The carnage continued, and public criticism of the Government’s position grew apace. By the start of August there were reports in the media Ministers were reviewing export licences for Israel and the Occupied Palestinian Territories. On 10 August a ceasefire was announced, which may well be on the verge of breaking down at the time of writing.
On 12 August the Government published the results of its review. It identified 12 licences for components “which could be part of the equipment used by the Israel Defence Forces in Gaza”. In other words, for the entire period of the conflict, it had been legal for the companies holding those licences to continue to supply the Israeli Defence Forces during the carnage.
At the time the review was announced around one day was left of the 72 hour ceasefire announced on the 10 August. Yet the Government, by not suspending or revoking any licence, in effect was saying that it thought there was no “risk” that the equipment licensed “might be used for internal repression”, might “prolong” or “aggravate” the conflict, or “might be used in the commission of a serious violation of international humanitarian law”.

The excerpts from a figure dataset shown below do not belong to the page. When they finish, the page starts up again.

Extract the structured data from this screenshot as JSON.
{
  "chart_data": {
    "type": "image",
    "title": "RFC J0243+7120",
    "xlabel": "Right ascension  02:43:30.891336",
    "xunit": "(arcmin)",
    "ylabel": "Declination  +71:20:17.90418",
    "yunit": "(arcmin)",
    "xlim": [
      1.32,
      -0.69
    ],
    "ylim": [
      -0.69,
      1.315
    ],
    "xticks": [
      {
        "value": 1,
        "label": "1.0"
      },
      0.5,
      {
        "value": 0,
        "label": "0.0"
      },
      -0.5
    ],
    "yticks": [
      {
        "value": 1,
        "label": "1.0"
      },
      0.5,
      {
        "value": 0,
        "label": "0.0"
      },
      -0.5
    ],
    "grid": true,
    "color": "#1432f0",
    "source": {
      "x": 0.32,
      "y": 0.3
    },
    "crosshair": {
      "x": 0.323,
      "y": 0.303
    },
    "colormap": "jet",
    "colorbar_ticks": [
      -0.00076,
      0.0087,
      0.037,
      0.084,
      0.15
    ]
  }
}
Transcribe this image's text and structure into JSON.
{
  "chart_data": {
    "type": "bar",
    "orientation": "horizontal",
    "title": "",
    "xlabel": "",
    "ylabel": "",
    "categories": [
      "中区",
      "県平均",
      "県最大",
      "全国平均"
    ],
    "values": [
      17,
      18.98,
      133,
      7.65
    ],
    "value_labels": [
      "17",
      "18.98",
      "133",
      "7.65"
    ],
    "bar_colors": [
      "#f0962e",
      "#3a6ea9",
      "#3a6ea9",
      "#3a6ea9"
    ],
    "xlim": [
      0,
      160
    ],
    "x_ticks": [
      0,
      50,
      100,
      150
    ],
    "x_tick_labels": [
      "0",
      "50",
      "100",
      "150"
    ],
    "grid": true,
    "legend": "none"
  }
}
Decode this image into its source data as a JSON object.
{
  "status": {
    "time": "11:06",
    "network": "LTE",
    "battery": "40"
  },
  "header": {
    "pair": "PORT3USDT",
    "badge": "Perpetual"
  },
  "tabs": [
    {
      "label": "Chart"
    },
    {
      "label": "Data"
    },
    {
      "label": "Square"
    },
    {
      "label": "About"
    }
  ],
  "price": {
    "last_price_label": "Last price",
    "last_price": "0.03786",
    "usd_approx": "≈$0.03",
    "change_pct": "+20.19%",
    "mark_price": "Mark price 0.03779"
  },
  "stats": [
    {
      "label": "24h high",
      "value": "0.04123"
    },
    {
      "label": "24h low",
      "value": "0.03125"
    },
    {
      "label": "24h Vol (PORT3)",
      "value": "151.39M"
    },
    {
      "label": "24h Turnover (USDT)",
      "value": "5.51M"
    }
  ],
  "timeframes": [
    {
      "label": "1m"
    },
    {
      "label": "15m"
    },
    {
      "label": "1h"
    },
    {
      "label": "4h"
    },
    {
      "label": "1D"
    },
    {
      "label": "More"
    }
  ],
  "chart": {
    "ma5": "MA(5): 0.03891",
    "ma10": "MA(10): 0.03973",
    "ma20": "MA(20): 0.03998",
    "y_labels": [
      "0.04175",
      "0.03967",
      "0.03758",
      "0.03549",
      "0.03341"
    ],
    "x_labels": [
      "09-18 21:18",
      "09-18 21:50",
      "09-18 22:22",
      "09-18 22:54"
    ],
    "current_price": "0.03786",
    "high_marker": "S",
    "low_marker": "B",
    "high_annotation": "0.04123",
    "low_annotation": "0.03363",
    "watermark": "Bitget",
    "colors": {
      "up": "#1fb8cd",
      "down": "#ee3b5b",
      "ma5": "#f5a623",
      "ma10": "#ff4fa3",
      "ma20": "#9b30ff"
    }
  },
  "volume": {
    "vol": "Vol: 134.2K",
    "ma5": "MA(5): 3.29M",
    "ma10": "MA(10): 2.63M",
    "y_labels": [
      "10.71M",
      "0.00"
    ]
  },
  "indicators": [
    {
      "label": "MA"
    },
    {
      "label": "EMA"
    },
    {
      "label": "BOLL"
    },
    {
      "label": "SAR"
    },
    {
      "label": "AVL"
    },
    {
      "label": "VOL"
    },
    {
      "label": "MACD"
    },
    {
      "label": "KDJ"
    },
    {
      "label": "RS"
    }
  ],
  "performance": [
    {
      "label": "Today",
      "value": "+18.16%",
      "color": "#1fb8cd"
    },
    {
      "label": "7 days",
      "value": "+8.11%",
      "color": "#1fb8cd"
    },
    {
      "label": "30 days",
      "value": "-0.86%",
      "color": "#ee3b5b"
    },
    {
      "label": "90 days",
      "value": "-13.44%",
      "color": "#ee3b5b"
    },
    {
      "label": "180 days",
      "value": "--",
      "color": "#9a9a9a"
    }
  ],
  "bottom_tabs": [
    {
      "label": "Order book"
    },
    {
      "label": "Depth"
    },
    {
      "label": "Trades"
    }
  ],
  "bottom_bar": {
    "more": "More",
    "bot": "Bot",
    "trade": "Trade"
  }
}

The current conflict in Gaza is a case study in lamentable decision-making in arms export licensing.
However, for new export licence applications a different policy is being followed. According to the Government “no new licences of military equipment have been issued for use by the Israeli Defence Force during the review period and as a precautionary measure this approach will continue until hostilities cease”. But, bizarrely, no such precautionary approach is being followed for existing licences still in force.
The Government’s behaviour is on its own terms irrational. Accordingly it seems to me the Judicial Review action currently being launched by Campaign Against Arms Trade may well have some chance of success. I wish them well.